Following the others' suggestion to consider the equation $y_1 + y_2 + y_3 + y_4 = 16$, you would want to find the coefficient of $x^{16}$ in the product $(1 + x + x^2 + x^3 + x^4 + x^5 + x^6 + x^7 + x^8)^4$, which a computer algebra system can easily compute.

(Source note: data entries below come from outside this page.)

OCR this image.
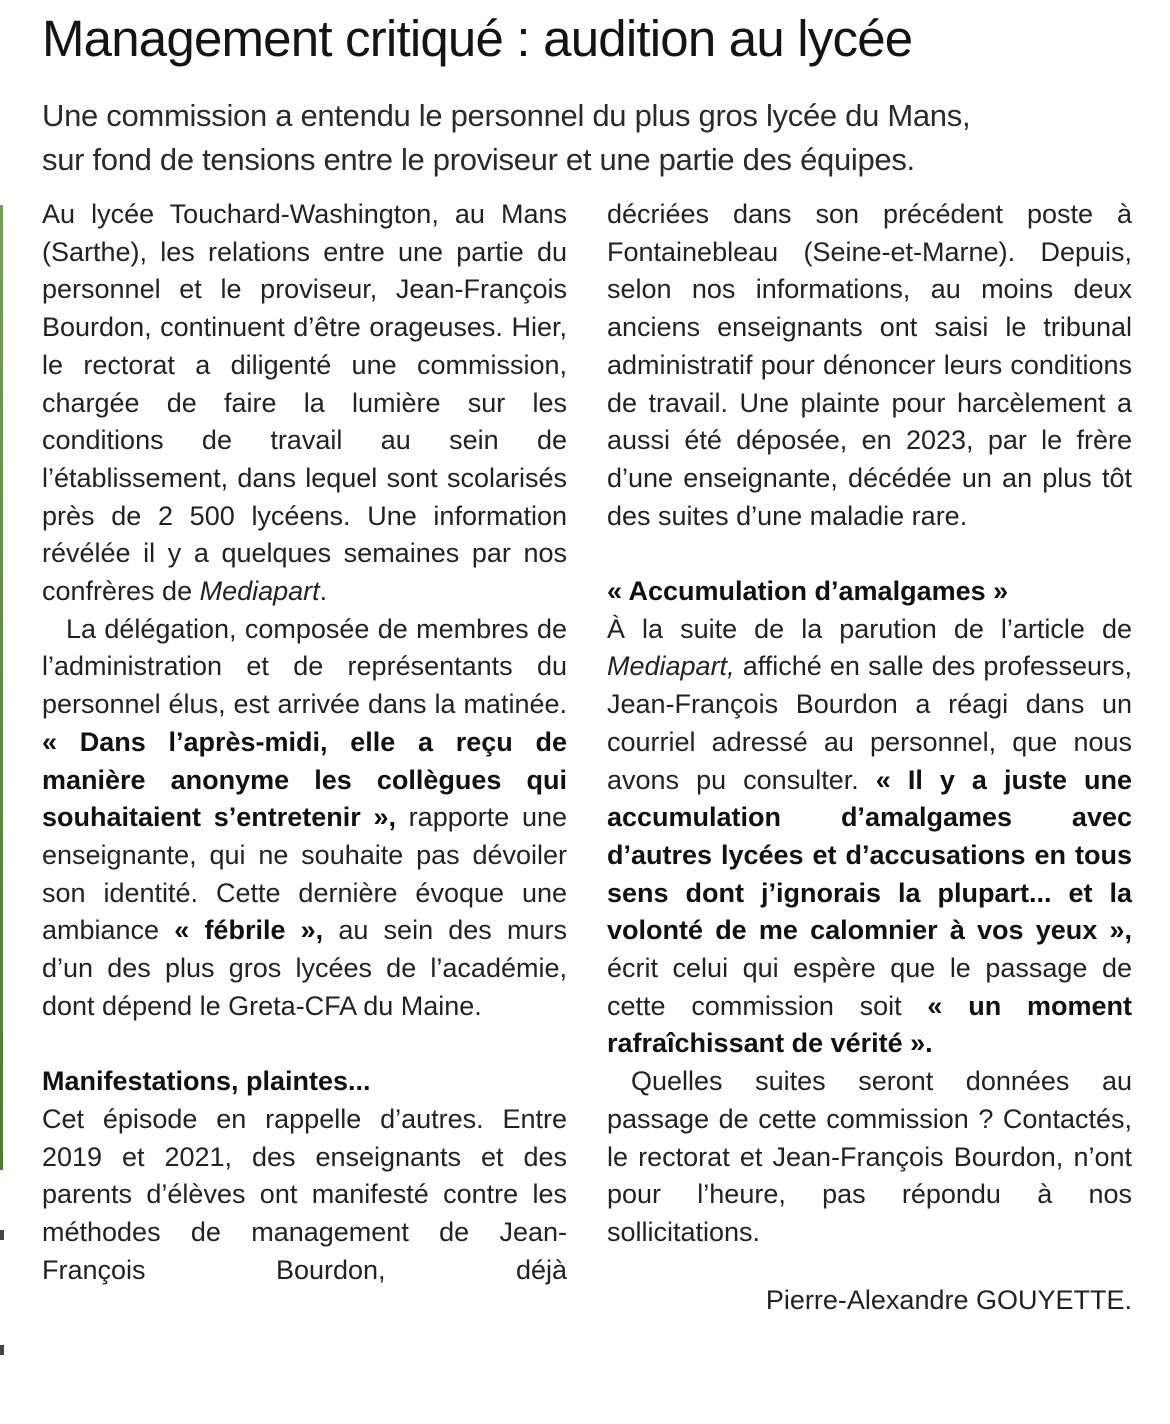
Management critiqué : audition au lycée
Une commission a entendu le personnel du plus gros lycée du Mans,
sur fond de tensions entre le proviseur et une partie des équipes.

Au lycée Touchard-Washington, au Mans (Sarthe), les relations entre une partie du personnel et le proviseur, Jean-François Bourdon, continuent d’être orageuses. Hier, le rectorat a diligenté une commission, chargée de faire la lumière sur les conditions de travail au sein de l’établissement, dans lequel sont scolarisés près de 2 500 lycéens. Une information révélée il y a quelques semaines par nos confrères de Mediapart.

La délégation, composée de membres de l’administration et de représentants du personnel élus, est arrivée dans la matinée. « Dans l’après-midi, elle a reçu de manière anonyme les collègues qui souhaitaient s’entretenir », rapporte une enseignante, qui ne souhaite pas dévoiler son identité. Cette dernière évoque une ambiance « fébrile », au sein des murs d’un des plus gros lycées de l’académie, dont dépend le Greta-CFA du Maine.

Manifestations, plaintes...

Cet épisode en rappelle d’autres. Entre 2019 et 2021, des enseignants et des parents d’élèves ont manifesté contre les méthodes de management de Jean-François Bourdon, déjà

décriées dans son précédent poste à Fontainebleau (Seine-et-Marne). Depuis, selon nos informations, au moins deux anciens enseignants ont saisi le tribunal administratif pour dénoncer leurs conditions de travail. Une plainte pour harcèlement a aussi été déposée, en 2023, par le frère d’une enseignante, décédée un an plus tôt des suites d’une maladie rare.

« Accumulation d’amalgames »

À la suite de la parution de l’article de Mediapart, affiché en salle des professeurs, Jean-François Bourdon a réagi dans un courriel adressé au personnel, que nous avons pu consulter. « Il y a juste une accumulation d’amalgames avec d’autres lycées et d’accusations en tous sens dont j’ignorais la plupart... et la volonté de me calomnier à vos yeux », écrit celui qui espère que le passage de cette commission soit « un moment rafraîchissant de vérité ».

Quelles suites seront données au passage de cette commission ? Contactés, le rectorat et Jean-François Bourdon, n’ont pour l’heure, pas répondu à nos sollicitations.

Pierre-Alexandre GOUYETTE.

The general principle of using generating functions for combinatorial problems is simple. Suppose you want to find the number of solutions to $$ \sum_{i=1}^n x_i = A, $$ where $a_i \leq x_i \leq b_i$ for $i = 1, \dots n$. Then, the number of solutions to the equation is the same as the coefficient of $x^A$ in the product

$$ (x^{a_1} + \dots + x^{b_1})(x^{a_2} + \dots + x^{b_2}) \dots (x^{a_n} + \dots + x^{b_n}). $$

The reason this works is that finding a term in the product above which multiplies to $x^A$ amounts to finding $x^{c_1}, x^{c_2}, \dots, x^{c_n}$ where $a_i \leq c_i \leq b_i$ and $x^{c_1 + c_2 \dots + c_n} = x^A$. The advantage of the generating function approach is that computer algebra systems (like mathematica or sage) can easily handle polynomial multiplication.